Très vite nous avons constaté que pour nos clientes une fabrication européenne n’était pas du tout rédhibitoire face à une fabrication française, elles sont même  très à l‘aise avec cela à partir du moment où la promesse, le sourcing, et la qualité du produit sont cohérents.

Un de vos engagements majeurs est ce que vous avez baptisé la dynamique « T.P.R » (Toujours Plus Responsable) , pouvez-vous nous en dire un peu plus ?  

Si notre engagement responsable est authentique, nous ne nous revendiquons pas « puristes » car, par nature, nous produisons des vêtements ayant forcément un impact plus ou moins grand sur notre environnement.  Malgré tout, notre objectif est bien de « toujours mieux faire », d’apprendre de nos erreurs, de les corriger et de s’améliorer en permanence.

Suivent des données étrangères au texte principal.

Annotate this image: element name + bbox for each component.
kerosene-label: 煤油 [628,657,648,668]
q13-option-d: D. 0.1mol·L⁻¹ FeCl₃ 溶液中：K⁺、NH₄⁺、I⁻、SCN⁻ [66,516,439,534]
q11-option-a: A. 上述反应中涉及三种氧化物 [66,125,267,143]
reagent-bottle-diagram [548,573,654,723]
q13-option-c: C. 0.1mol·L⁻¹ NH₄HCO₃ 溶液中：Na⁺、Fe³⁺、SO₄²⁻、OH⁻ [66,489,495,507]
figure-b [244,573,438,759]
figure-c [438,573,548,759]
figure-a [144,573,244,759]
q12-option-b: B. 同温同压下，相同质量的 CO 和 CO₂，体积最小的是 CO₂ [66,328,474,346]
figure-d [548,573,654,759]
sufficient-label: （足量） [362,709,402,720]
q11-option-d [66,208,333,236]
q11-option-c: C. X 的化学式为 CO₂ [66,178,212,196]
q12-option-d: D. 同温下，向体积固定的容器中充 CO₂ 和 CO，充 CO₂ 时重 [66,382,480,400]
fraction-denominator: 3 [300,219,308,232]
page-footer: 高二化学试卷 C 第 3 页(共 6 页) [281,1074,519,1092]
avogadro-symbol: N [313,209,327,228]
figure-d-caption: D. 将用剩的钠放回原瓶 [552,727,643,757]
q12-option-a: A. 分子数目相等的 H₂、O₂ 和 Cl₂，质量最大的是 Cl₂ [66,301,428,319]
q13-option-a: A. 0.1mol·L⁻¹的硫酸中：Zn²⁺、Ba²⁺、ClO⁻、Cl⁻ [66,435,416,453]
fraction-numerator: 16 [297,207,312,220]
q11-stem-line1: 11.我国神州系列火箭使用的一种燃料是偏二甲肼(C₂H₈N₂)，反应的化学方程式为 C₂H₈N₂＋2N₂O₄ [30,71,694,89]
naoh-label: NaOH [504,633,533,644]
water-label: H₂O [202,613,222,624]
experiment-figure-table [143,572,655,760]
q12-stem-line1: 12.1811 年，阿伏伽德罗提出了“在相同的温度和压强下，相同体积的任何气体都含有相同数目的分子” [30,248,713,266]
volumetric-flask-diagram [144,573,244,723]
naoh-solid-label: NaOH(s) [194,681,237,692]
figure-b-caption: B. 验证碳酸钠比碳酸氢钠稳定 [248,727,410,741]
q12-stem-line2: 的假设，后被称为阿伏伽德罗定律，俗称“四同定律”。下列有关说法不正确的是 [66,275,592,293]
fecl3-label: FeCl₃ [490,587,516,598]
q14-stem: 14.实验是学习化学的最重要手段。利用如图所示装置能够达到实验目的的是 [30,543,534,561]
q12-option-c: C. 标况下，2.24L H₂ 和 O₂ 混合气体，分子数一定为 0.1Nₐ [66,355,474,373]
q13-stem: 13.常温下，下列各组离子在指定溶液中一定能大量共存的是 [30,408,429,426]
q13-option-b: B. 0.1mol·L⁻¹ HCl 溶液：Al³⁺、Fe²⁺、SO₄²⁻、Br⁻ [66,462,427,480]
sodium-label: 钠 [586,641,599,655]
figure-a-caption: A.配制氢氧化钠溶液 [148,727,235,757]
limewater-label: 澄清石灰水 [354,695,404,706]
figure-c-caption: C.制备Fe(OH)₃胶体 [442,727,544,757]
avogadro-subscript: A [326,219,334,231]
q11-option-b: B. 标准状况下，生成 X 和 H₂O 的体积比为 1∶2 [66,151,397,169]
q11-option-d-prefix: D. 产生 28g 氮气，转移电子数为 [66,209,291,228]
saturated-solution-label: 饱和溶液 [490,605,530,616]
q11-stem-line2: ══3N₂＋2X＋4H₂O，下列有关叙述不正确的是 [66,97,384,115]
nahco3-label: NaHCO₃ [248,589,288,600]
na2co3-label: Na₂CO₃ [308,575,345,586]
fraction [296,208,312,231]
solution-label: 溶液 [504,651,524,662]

Un exemple d’amélioration que nous avons souhaité apporter à nos produits est celui de l’utilisation de la viscose. Auparavant plébiscitée chez Balzac Paris pour son beau tombé, sa belle impression, sa douceur au toucher, nous avons pris conscience que le procédé de fabrication de la viscose conventionnelle était loin d’être écologiquement responsable.  Notre décision a donc été radicale, en éliminant à 100% la viscose de nos collections, au profit de la fibre Tencel plus responsable. Autre exemple de notre dynamique TPR, notre nouveau pull en coton certifié GOTS est lui fabriqué en Inde, car nous y avons trouvé un partenaire capable de nous assurer la parfaite traçabilité de la matière. Nous proposons par ailleurs régulièrement des collections fabriquées à partir de nos chutes de tissus.

D’autres initiatives ont été prises, comme le tannage végétal, le cuir biodégradable, l’utilisation de coton bio, du denim traité par délavage laser… Il s’agit vraiment d’un travail au quotidien, partagé par toutes les équipes au sein de la marque. Chacun a dans son esprit qu’être une marque responsable cela se vit aussi en interne. Si nous créons un ou participons à un évènement de communication, nous cherchons par exemple des partenaires responsables, jusqu’au traiteur zéro déchets !

La marque revendique aujourd’hui plus de 200 000 abonnés sur Instagram ; pour une marque « digitally native » comme Balzac Paris, est-ce toujours absolument essentiel de pouvoir communiquer au plus près des clientes?   

Nous nous sommes lancés en 2014, à cette époque l’algorithme d’Instagram n’étant pas aussi évolué et restrictif qu’aujourd’hui en termes d’accès pour les nouveaux abonnés. Il était donc plus facile et plus rapide qu’aujourd’hui de faire connaître une petite marque par ce moyen, nous en avons donc bien évidemment profité.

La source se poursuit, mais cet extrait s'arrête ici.